The rarity of Fuc in vertebrates and pathogens, explains its role in ontogenesis and immunological functions, both biological processes requiring a high degree of specificity. Although there are no drugs exploiting Fuc immunomodulatory properties, that the plant-derived fucosylated glycoside QT-0101 is a sole Th2 immunomodulator, opens access to novel Fuc-based derived drugs that are not immunosuppressive. Paradoxically, QT-0101 is a derivative of the potent Th1 inflammatory adjuvant QS-21; analysis of their structure-activity relationships (SAR) shows that QS-21 has its single Fuc residue acylated by large fatty acids, while in QT-0101 is non-acylated. Evidently, those fatty acids interfere sterically with the Fuc binding to DC-SIGN, a hindrance that disappears upon their removal from the Fuc in QT-0101.

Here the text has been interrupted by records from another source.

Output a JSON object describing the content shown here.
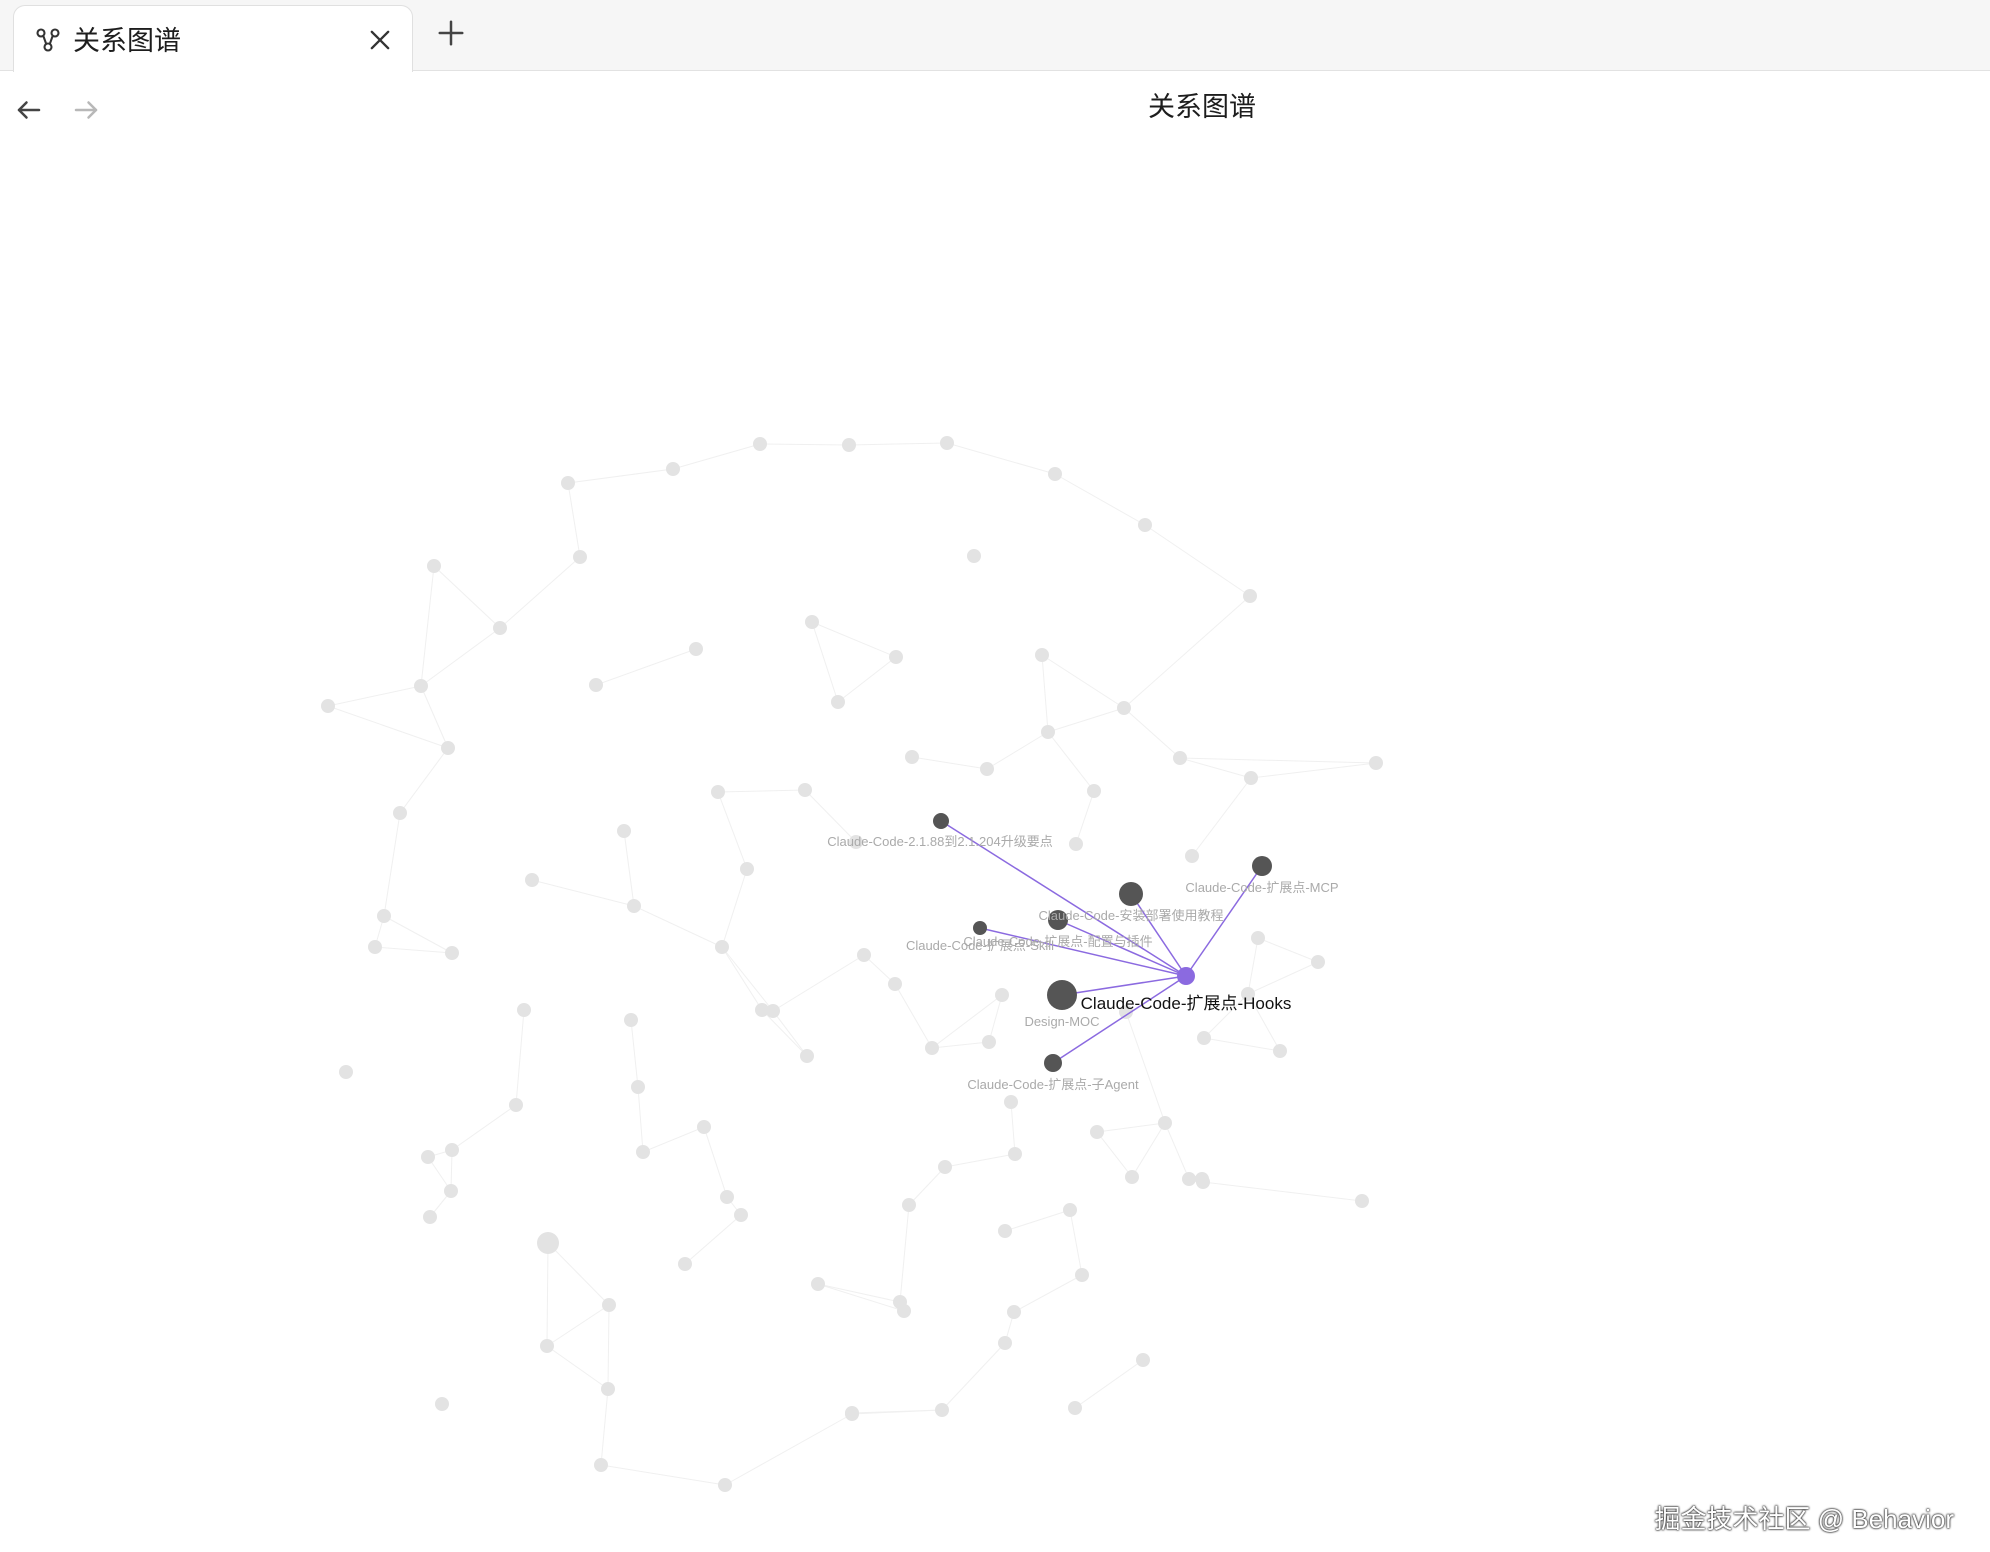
{
  "tab": {
    "title": "关系图谱",
    "icon": "graph-icon"
  },
  "view": {
    "title": "关系图谱"
  },
  "graph": {
    "highlight_color": "#8b6ae0",
    "neighbor_color": "#555555",
    "faded_color": "#e3e3e3",
    "center_label": "Claude-Code-扩展点-Hooks",
    "neighbor_labels": [
      "Claude-Code-2.1.88到2.1.204升级要点",
      "Claude-Code-扩展点-MCP",
      "Claude-Code-安装部署使用教程",
      "Claude-Code-扩展点-配置与插件",
      "Claude-Code-扩展点-Skill",
      "Design-MOC",
      "Claude-Code-扩展点-子Agent"
    ]
  },
  "watermark": "掘金技术社区 @ Behavior"
}
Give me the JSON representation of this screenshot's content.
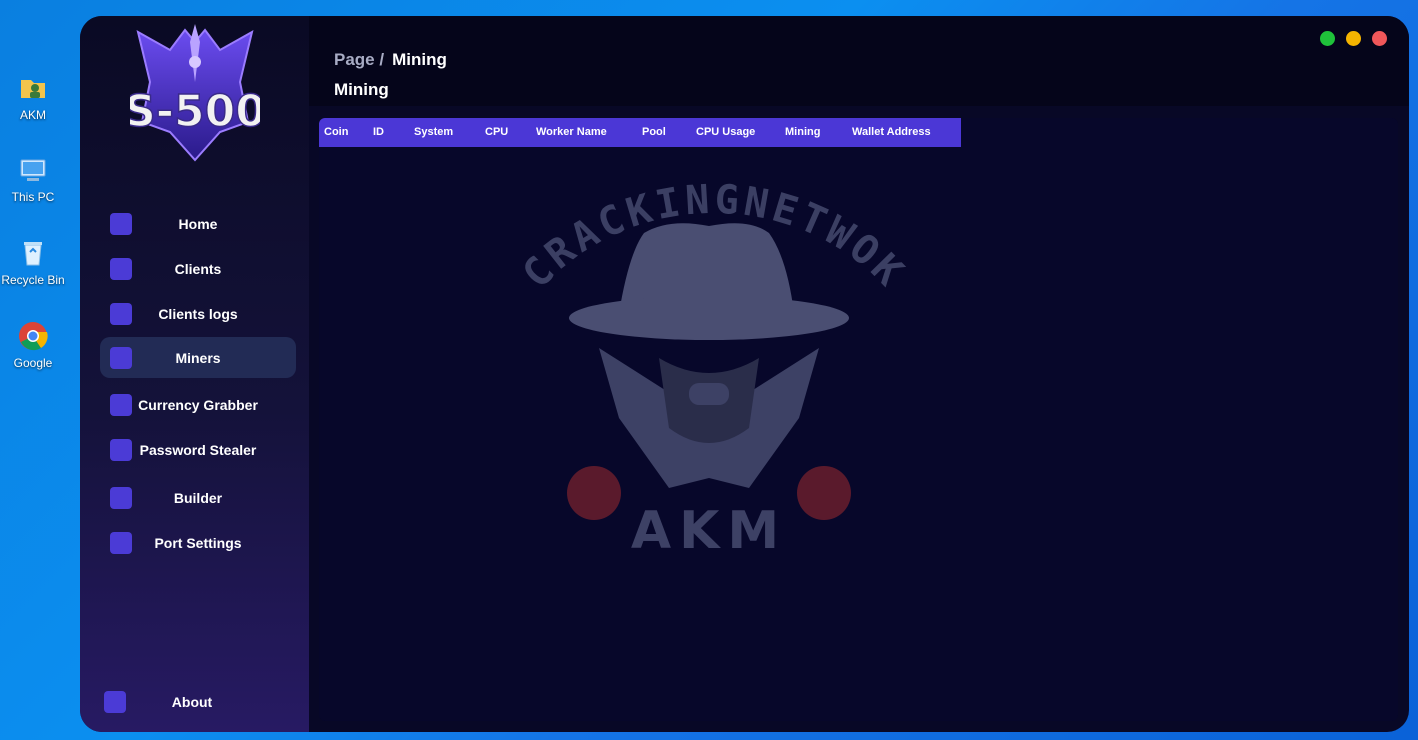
{
  "desktop": {
    "icons": [
      {
        "label": "AKM",
        "icon": "user-folder-icon"
      },
      {
        "label": "This PC",
        "icon": "computer-icon"
      },
      {
        "label": "Recycle Bin",
        "icon": "recycle-bin-icon"
      },
      {
        "label": "Google",
        "icon": "chrome-icon"
      }
    ]
  },
  "app": {
    "logo_text": "S-500",
    "window_controls": {
      "colors": [
        "#1fc23a",
        "#f5b400",
        "#f0575a"
      ]
    }
  },
  "sidebar": {
    "items": [
      {
        "label": "Home",
        "icon": "home-icon",
        "active": false
      },
      {
        "label": "Clients",
        "icon": "users-icon",
        "active": false
      },
      {
        "label": "Clients logs",
        "icon": "user-log-icon",
        "active": false
      },
      {
        "label": "Miners",
        "icon": "pickaxe-icon",
        "active": true
      },
      {
        "label": "Currency Grabber",
        "icon": "wallet-icon",
        "active": false
      },
      {
        "label": "Password Stealer",
        "icon": "key-icon",
        "active": false
      },
      {
        "label": "Builder",
        "icon": "builder-icon",
        "active": false
      },
      {
        "label": "Port Settings",
        "icon": "port-icon",
        "active": false
      }
    ],
    "about": {
      "label": "About",
      "icon": "user-icon"
    }
  },
  "header": {
    "breadcrumb_page": "Page /",
    "breadcrumb_current": "Mining",
    "title": "Mining"
  },
  "table": {
    "columns": [
      "Coin",
      "ID",
      "System",
      "CPU",
      "Worker Name",
      "Pool",
      "CPU Usage",
      "Mining",
      "Wallet Address"
    ],
    "rows": []
  },
  "watermark": {
    "arc_text": "CRACKINGNETWOK",
    "bottom_text": "AKM"
  },
  "colors": {
    "accent": "#4b37d6",
    "active_nav": "#222b55",
    "panel": "#07072a"
  }
}
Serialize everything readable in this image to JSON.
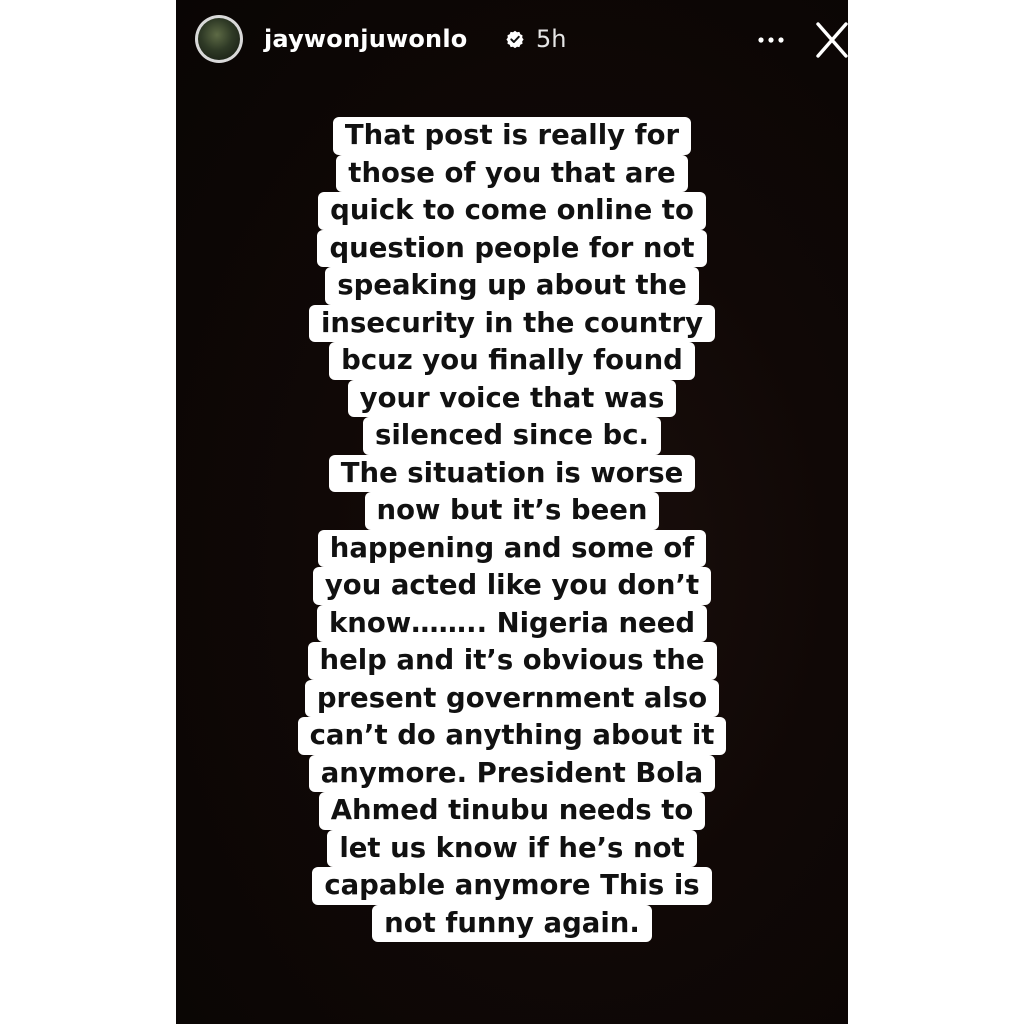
{
  "header": {
    "username": "jaywonjuwonlo",
    "timestamp": "5h"
  },
  "caption": {
    "lines": [
      "That post is really for",
      "those of you that are",
      "quick to come online to",
      "question people for not",
      "speaking up about the",
      "insecurity in the country",
      "bcuz you finally found",
      "your voice that was",
      "silenced since bc.",
      "The situation is worse",
      "now but it’s been",
      "happening and some of",
      "you acted like you don’t",
      "know…….. Nigeria need",
      "help and it’s obvious the",
      "present government also",
      "can’t do anything about it",
      "anymore.  President Bola",
      "Ahmed tinubu needs to",
      "let us know if he’s not",
      "capable anymore   This is",
      "not funny again."
    ]
  },
  "colors": {
    "background": "#100806",
    "caption_box": "#ffffff",
    "caption_text": "#111111",
    "header_text": "#ffffff"
  },
  "icons": {
    "avatar": "profile-avatar",
    "verified": "verified-badge-icon",
    "more": "more-options-icon",
    "close": "close-icon"
  }
}
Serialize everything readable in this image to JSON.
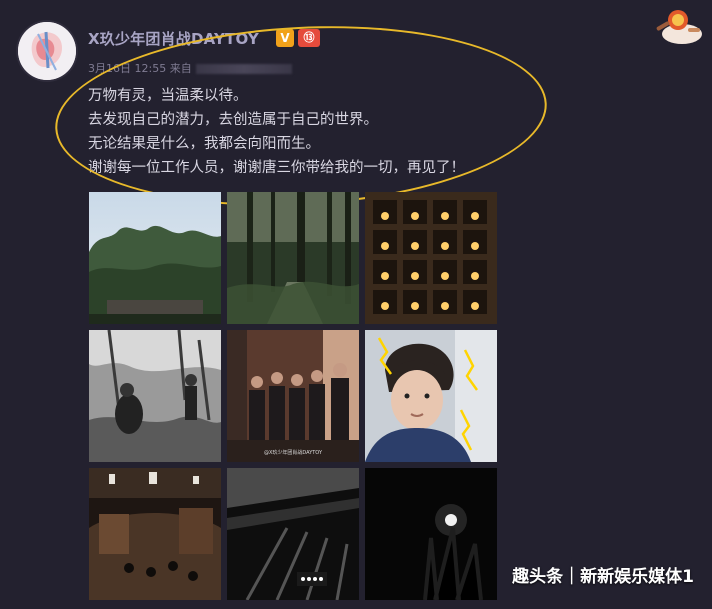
{
  "post": {
    "username": "X玖少年团肖战DAYTOY",
    "verified_badge": "V",
    "vip_badge": "⑬",
    "timestamp": "3月16日 12:55 来自",
    "lines": [
      "万物有灵，当温柔以待。",
      "去发现自己的潜力，去创造属于自己的世界。",
      "无论结果是什么，我都会向阳而生。",
      "谢谢每一位工作人员，谢谢唐三你带给我的一切，再见了！"
    ]
  },
  "photos": [
    {
      "name": "forest-sky-photo",
      "scene": "forest-sky"
    },
    {
      "name": "dark-forest-path-photo",
      "scene": "dark-forest"
    },
    {
      "name": "candle-shelves-photo",
      "scene": "candle-shelves"
    },
    {
      "name": "bw-crew-outdoor-photo",
      "scene": "bw-crew"
    },
    {
      "name": "cast-group-photo",
      "scene": "cast-group"
    },
    {
      "name": "selfie-photo",
      "scene": "selfie"
    },
    {
      "name": "studio-set-photo",
      "scene": "studio-set"
    },
    {
      "name": "ceiling-rig-photo",
      "scene": "ceiling-rig"
    },
    {
      "name": "night-moon-photo",
      "scene": "night-moon"
    }
  ],
  "photo_watermark": "@X玖少年团肖战DAYTOY",
  "source_watermark": "趣头条｜新新娱乐媒体1",
  "colors": {
    "background": "#23212f",
    "username": "#a8a4c4",
    "highlight_oval": "#e8b92a",
    "verified": "#f1a21b",
    "vip": "#e54b3c"
  }
}
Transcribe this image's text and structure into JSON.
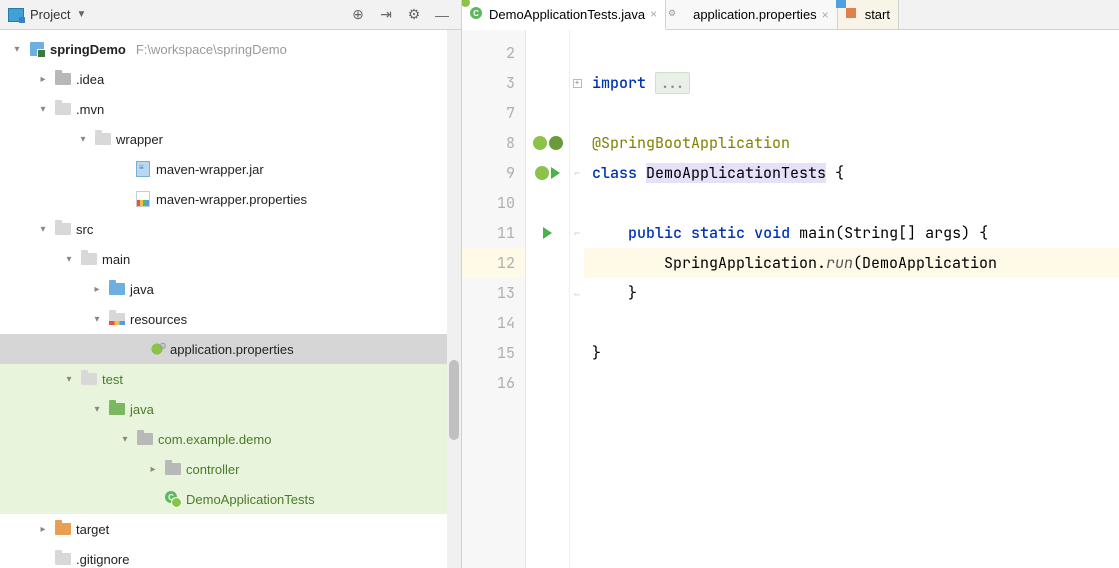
{
  "sidebar": {
    "header": {
      "label": "Project"
    },
    "root": {
      "name": "springDemo",
      "path": "F:\\workspace\\springDemo"
    },
    "nodes": [
      {
        "label": ".idea",
        "indent": 36,
        "chev": "right",
        "icon": "folder.darker"
      },
      {
        "label": ".mvn",
        "indent": 36,
        "chev": "down",
        "icon": "folder"
      },
      {
        "label": "wrapper",
        "indent": 76,
        "chev": "down",
        "icon": "folder"
      },
      {
        "label": "maven-wrapper.jar",
        "indent": 116,
        "chev": "blank",
        "icon": "jar"
      },
      {
        "label": "maven-wrapper.properties",
        "indent": 116,
        "chev": "blank",
        "icon": "props"
      },
      {
        "label": "src",
        "indent": 36,
        "chev": "down",
        "icon": "folder"
      },
      {
        "label": "main",
        "indent": 62,
        "chev": "down",
        "icon": "folder"
      },
      {
        "label": "java",
        "indent": 90,
        "chev": "right",
        "icon": "folder.blue"
      },
      {
        "label": "resources",
        "indent": 90,
        "chev": "down",
        "icon": "folder.resources"
      },
      {
        "label": "application.properties",
        "indent": 130,
        "chev": "blank",
        "icon": "props-spring",
        "selected": true
      },
      {
        "label": "test",
        "indent": 62,
        "chev": "down",
        "icon": "folder",
        "green": true
      },
      {
        "label": "java",
        "indent": 90,
        "chev": "down",
        "icon": "folder.green",
        "green": true
      },
      {
        "label": "com.example.demo",
        "indent": 118,
        "chev": "down",
        "icon": "folder.darker",
        "green": true
      },
      {
        "label": "controller",
        "indent": 146,
        "chev": "right",
        "icon": "folder.darker",
        "green": true
      },
      {
        "label": "DemoApplicationTests",
        "indent": 146,
        "chev": "blank",
        "icon": "class-spring",
        "green": true
      },
      {
        "label": "target",
        "indent": 36,
        "chev": "right",
        "icon": "folder.orange"
      },
      {
        "label": ".gitignore",
        "indent": 36,
        "chev": "blank",
        "icon": "file",
        "cut": true
      }
    ]
  },
  "tabs": [
    {
      "label": "DemoApplicationTests.java",
      "icon": "spring-class",
      "active": true
    },
    {
      "label": "application.properties",
      "icon": "spring-leaf"
    },
    {
      "label": "start",
      "icon": "stack",
      "partial": true
    }
  ],
  "gutter_lines": [
    "2",
    "3",
    "7",
    "8",
    "9",
    "10",
    "11",
    "12",
    "13",
    "14",
    "15",
    "16"
  ],
  "current_line_idx": 7,
  "code": {
    "import_kw": "import",
    "import_fold": "...",
    "annotation": "@SpringBootApplication",
    "class_kw": "class",
    "class_name": "DemoApplicationTests",
    "open_brace": " {",
    "main_sig_pre": "    ",
    "main_public": "public",
    "main_static": "static",
    "main_void": "void",
    "main_rest": " main(String[] args) {",
    "run_indent": "        SpringApplication.",
    "run_method": "run",
    "run_args": "(DemoApplication",
    "close_inner": "    }",
    "close_outer": "}"
  }
}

As degenerative proteopathies coincide with immunosenescence, it would be beneficial if Th2 immunomodulators could also amend the age-linked immunodecline to maintain an effective immunosurveillance. Since immunodecline is often caused by a loss of the receptor CD28 and its ligands CD80/86, on T-cells and DCs respectively, which leads to T-cell anergy, substitution of the lost signal by an alternative one could result in the recovery of immune competence. There is evidence that aldehyde groups deliver an alternative co-stimulatory signal to T-cells, replacing the lost one due to the absence of CD28 and CD80/86. Therefore, immunomodulators that deliver an aldehyde co-stimulatory signal may ameliorate immunosenescence;in fact , QS-21 has an aldehyde in its triterpene that delivers that co-stimulatory signal, an aldehyde that is also present in QT-0101.
QT-0101 has two different pharmacophores (Fig. 1, above), a Fuc residue (blue) that interacts with DC-SIGN on DC and an aldehyde (red) that delivers a co-stimulatory signal to T-cell’s surface receptors preventing anergy. This combination of signals, besides biasing the response to Th2-only immunity might also ameliorate immunosenescence. Since QT-0101 can be an effective Th2 vaccine’s adjuvant that can be used safely with protein immunogens having both T and B-cell epitopes; it will remove the need to modify protein antigens in ways that could render them useless or even damaging. Consequently, the availability of Fuc glycans and Fuc triterpene glycosides offer a new avenue to develop effective vaccines against proteopathies, which have been hindered by the problems associated with the use of pro-inflammatory adjuvants to induce a Th2 anti-inflammatory immunoresponse.